Doubled Geometry and T-Folds

TL;DR

Hull develops a duality-covariant framework for string theory by doubling torus fibers to form a target space with $T^{2d}$ fibers and an $O(d,d;\mathbb{Z})$ structure. A self-duality constraint is imposed, implemented via gauging of half the currents, to recover the conventional sigma-model on patches while preserving T-duality as a symmetry; a compensating topological term ensures equivalence at arbitrary genus and yields a duality-consistent dilaton. The formalism naturally handles T-folds, where transition functions include T-dualities, and extends to supersymmetry and a fully doubled base, connecting to generalised geometry and its limitations.

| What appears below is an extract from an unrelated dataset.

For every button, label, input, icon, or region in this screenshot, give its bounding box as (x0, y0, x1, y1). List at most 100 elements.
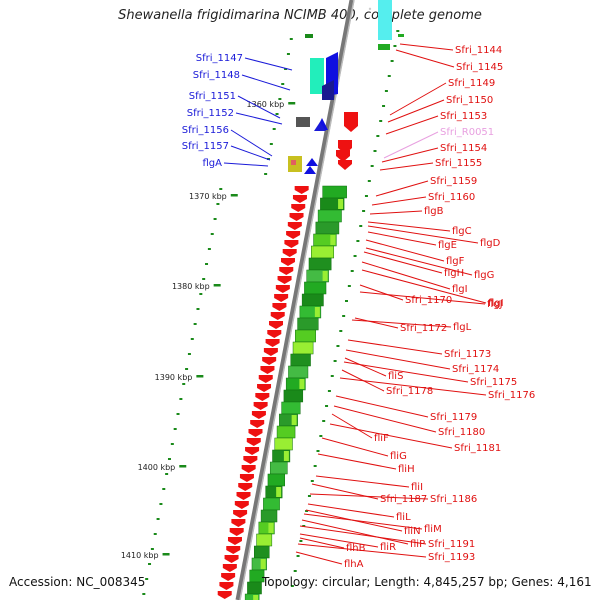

Overall, the paper provides a rigorous quantum-mechanical basis for doubled geometry and its application to non-geometric backgrounds, with implications for modular invariance, dilaton dynamics, and broader generalisations of string geometry.

Abstract

The doubled formulation of string theory, which is T-duality covariant and enlarges spacetime with extra coordinates conjugate to winding number, is reformulated and its geometric and topological features examined. It is used to formulate string theory in T-fold backgrounds with T-duality transition functions and a quantum implementation of the constraints of the doubled formalism is presented. This establishes the quantum equivalence to the usual sigma-model formalism for world-sheets of arbitrary genus, provided a topological term is added to the action. The quantisation involves a local choice of polarisation, but the results are independent of this. The natural dilaton of the doubled formalism is duality-invariant and so T-duality is a perturbative symmetry for the perturbation theory in the corresponding coupling constant. It is shown how this dilaton is related to the dilaton of the conventional sigma-model which does transform under T-duality. The generalisation of the doubled formalism to the superstring is given and shown to be equivalent to the usual formulation. Finally, the formalism is generalised to one in which the whole spacetime is doubled.